501(c)(4) rules without teeth
Last week the Internal Revenue Service and the Treasury Department published draft regulations for tax-exempt “social welfare” organizations that increasingly have become banks for anonymous political donations. But the regulations stop short of addressing the biggest problem with political spending by these tax-exempt organizations: that it exists at all.
FOR THE RECORD:
IRS: Due to an editing error, the penultimate sentence in a Dec. 4 editorial suggested that The Times believes tax-exempt social welfare organizations — so called 501(c)(4) groups — should be allowed to engage in election-related advocacy. As was made clear elsewhere in the editorial, The Times believes they should not.
Tax-exempt nonprofits created under Section 501(c)(4) of the tax code are supposed to be “operated exclusively for the promotion of social welfare.” Examples offered in an IRS publication include groups that build housing for the poor or provide financial planning. That is a defensible trade-off: In exchange for the benefit of tax-exempt status, these groups agree to concentrate on nonpolitical good works.
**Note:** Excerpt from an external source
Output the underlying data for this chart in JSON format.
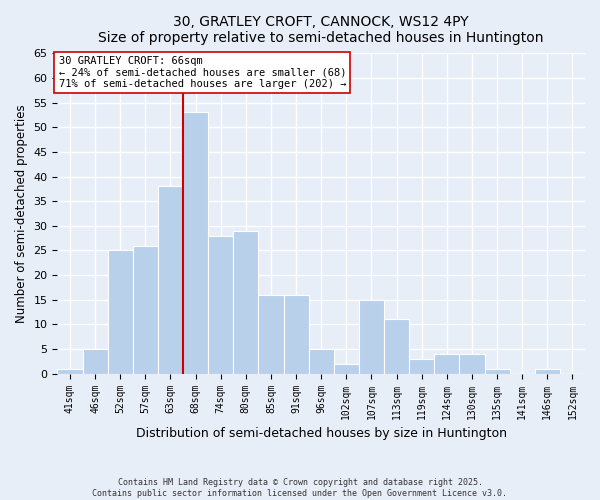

Unfortunately, the IRS has complicated matters by defining “exclusively” as “primarily,” meaning that 501(c)(4)s may engage in some election-related activity, though exactly how much of their spending can be political is unclear. (Some lawyers believe it is legal for a 501(c)(4) to spend up to 49% of its funds on political activity.)
This was a loophole waiting to be abused, and it has been, by social welfare groups that have spent hundreds of millions of dollars on television commercials to support candidates and political causes. Both liberals and conservatives have been attracted to the 501(c)(4) vehicle. And here’s the clincher: Unlike other fundraising groups, including so-called super PACs, 501(c)(4)s don’t have to reveal their donors.
The best way to deal with the politicization of 501(c)(4)s would be to return to the letter of the law and require that they be “exclusively” dedicated to the promotion of the public welfare in ways that have nothing to do with candidates or elections. In that case, special interests eager to influence elections would be forced to contribute to super PACs and other organizations that must disclose their donors, allowing voters to identify and evaluate the sources of political largesse.
Alas, the proposed rules, far from requiring that 501(c)(4)s avoid politics altogether, don’t even clarify how much election-related activity such groups can engage in. Instead, their focus is on the definition of “political activity.” Under the proposal, it would include not just supporting or opposing candidates but any mention of a candidate in a “public communication” close to an election.
That utterly fails to address the question of how much election-related advocacy of any kind is consistent with being a tax-exempt social welfare organization that can keep the identities of its donors secret. To us the answer is clear: 100%. The final regulations should come as close to that ideal as possible.